The Funnel Doesn't End at "Lead"
Downstream sales metrics complete the picture. A funnel that generates leads is not necessarily a funnel that generates revenue. Here's what to track after the lead enters the pipeline:
| Stage | Metric | What It Measures |
|---|---|---|
| Set Rate | In-funnel booking rate | % of leads that book a triage call (in-funnel only) |
| Blended Set Rate | Total throughput | Includes outbound calls, AI, email — the real number |
| Show Rate | Commitment | % of booked calls that show up |
| Qualified Show Rate | Lead quality | % of shows that are actually qualified |
| Offer Rate | Qualification | % of qualified shows that receive an offer |
| Close Rate | Sales effectiveness | % of offered that close |
| Follow-Up Close | Second chance | % of non-closes that close on follow-up |
Blended health across the business is the ultimate metric.

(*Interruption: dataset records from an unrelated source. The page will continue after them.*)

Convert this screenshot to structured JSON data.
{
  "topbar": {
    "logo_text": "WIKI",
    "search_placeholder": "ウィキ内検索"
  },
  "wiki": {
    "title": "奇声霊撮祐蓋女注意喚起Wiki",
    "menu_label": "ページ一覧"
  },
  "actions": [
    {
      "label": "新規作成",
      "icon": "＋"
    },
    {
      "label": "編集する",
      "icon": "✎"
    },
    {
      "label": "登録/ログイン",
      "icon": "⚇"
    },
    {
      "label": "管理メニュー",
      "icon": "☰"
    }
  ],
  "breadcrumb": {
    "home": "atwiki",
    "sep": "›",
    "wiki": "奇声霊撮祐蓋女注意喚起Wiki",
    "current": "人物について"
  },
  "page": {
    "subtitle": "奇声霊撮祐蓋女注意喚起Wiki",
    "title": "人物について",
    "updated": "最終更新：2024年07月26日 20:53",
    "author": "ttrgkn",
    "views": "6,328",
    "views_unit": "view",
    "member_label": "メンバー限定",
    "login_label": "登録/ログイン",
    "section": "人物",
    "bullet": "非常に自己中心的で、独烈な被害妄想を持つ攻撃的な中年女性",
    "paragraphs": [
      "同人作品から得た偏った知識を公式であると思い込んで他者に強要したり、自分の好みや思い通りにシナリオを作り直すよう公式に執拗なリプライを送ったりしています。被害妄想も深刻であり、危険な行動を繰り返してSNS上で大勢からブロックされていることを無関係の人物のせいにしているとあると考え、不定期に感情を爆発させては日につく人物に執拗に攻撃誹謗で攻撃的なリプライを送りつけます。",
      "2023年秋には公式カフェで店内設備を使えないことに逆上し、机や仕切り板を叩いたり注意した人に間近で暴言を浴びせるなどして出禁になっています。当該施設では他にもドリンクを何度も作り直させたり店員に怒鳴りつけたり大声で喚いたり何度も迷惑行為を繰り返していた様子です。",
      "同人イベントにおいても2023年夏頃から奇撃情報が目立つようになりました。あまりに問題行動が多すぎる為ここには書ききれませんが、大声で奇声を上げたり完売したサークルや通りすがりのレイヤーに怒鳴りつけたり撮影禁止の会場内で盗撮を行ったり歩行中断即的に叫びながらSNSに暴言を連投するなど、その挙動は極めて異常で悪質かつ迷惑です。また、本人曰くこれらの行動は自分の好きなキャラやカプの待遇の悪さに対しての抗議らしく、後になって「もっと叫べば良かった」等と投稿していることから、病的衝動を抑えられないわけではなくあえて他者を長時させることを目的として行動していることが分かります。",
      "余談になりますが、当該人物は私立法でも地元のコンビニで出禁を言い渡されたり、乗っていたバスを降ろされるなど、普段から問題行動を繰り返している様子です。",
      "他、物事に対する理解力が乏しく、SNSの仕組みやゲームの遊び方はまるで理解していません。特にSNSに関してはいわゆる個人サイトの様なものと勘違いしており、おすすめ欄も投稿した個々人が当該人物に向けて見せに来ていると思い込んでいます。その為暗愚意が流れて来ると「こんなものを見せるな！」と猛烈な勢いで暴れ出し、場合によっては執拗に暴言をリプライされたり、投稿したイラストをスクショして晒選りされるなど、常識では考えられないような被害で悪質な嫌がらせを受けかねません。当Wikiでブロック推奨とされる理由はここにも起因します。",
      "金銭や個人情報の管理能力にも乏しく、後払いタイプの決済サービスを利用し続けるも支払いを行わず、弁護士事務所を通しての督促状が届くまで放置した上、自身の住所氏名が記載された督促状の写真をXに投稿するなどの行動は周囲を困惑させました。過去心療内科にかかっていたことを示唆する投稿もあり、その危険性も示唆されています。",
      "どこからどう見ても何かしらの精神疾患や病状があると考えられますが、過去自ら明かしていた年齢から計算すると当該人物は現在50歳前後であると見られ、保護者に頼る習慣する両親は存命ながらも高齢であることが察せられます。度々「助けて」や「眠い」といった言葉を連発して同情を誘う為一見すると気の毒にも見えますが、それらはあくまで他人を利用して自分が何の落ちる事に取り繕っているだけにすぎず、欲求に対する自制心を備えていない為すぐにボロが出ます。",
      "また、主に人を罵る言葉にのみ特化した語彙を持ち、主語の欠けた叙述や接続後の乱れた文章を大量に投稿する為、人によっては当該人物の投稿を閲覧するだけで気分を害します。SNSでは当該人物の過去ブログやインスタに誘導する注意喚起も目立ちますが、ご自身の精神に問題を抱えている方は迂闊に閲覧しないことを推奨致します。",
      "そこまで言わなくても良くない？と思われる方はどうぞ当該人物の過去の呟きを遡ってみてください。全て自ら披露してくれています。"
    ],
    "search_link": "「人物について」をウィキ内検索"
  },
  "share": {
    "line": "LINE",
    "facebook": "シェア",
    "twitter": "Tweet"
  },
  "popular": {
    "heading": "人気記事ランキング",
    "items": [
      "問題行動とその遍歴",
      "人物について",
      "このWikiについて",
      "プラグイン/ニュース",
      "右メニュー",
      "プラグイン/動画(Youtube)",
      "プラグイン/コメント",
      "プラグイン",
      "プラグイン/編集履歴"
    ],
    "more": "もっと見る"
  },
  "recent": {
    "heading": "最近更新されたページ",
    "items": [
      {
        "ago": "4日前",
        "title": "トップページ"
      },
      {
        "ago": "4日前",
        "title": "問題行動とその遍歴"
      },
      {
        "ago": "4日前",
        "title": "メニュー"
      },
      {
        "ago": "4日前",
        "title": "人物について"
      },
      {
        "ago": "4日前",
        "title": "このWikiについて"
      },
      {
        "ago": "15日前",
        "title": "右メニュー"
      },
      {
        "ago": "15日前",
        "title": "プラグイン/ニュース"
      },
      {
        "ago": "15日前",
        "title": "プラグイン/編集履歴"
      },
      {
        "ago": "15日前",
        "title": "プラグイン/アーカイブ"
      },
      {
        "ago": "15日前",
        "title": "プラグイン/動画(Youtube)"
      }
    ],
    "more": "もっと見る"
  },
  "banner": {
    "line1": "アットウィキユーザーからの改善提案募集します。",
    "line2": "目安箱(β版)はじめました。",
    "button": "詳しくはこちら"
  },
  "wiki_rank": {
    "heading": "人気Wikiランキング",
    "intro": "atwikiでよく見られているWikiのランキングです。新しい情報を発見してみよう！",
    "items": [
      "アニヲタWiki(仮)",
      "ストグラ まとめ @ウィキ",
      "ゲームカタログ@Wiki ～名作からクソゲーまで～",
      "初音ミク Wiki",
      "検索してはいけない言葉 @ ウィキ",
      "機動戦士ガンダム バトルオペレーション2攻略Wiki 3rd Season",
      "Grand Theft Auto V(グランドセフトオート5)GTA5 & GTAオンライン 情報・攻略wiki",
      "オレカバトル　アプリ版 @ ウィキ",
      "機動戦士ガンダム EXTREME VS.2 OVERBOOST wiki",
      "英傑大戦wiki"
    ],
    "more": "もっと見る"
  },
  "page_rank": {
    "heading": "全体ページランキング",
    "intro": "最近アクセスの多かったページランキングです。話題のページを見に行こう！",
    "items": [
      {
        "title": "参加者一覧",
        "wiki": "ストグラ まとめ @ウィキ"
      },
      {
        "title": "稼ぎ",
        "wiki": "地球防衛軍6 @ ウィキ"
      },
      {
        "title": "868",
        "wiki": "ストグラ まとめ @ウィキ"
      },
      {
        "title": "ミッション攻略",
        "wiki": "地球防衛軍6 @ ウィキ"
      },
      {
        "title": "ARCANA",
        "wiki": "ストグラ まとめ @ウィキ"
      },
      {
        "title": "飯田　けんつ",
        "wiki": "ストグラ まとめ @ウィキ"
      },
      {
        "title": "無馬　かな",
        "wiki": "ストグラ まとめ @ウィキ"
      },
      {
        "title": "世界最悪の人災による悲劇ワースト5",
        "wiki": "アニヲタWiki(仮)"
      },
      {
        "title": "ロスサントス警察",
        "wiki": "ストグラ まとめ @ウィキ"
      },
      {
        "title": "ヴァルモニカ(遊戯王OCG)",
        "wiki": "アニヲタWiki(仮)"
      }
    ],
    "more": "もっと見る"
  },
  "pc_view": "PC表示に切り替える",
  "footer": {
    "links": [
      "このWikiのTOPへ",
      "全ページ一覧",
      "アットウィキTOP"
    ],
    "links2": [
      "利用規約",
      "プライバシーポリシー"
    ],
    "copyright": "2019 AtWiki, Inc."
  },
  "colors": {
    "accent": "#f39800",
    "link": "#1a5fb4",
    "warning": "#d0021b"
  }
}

But you need granularity to know WHICH channels, funnels, angles, and offers are most profitable — so you can scale those and improve the blend.
The Takeaway
Stop comparing CPL across funnel types. Start comparing CAC. A $50 lead that converts at $300 CAC beats a $5 lead that converts at $1,000 CAC every single time. Benchmark the journey, not the step. And don't kill funnels on sprint 1 data — trajectory matters more than any single number.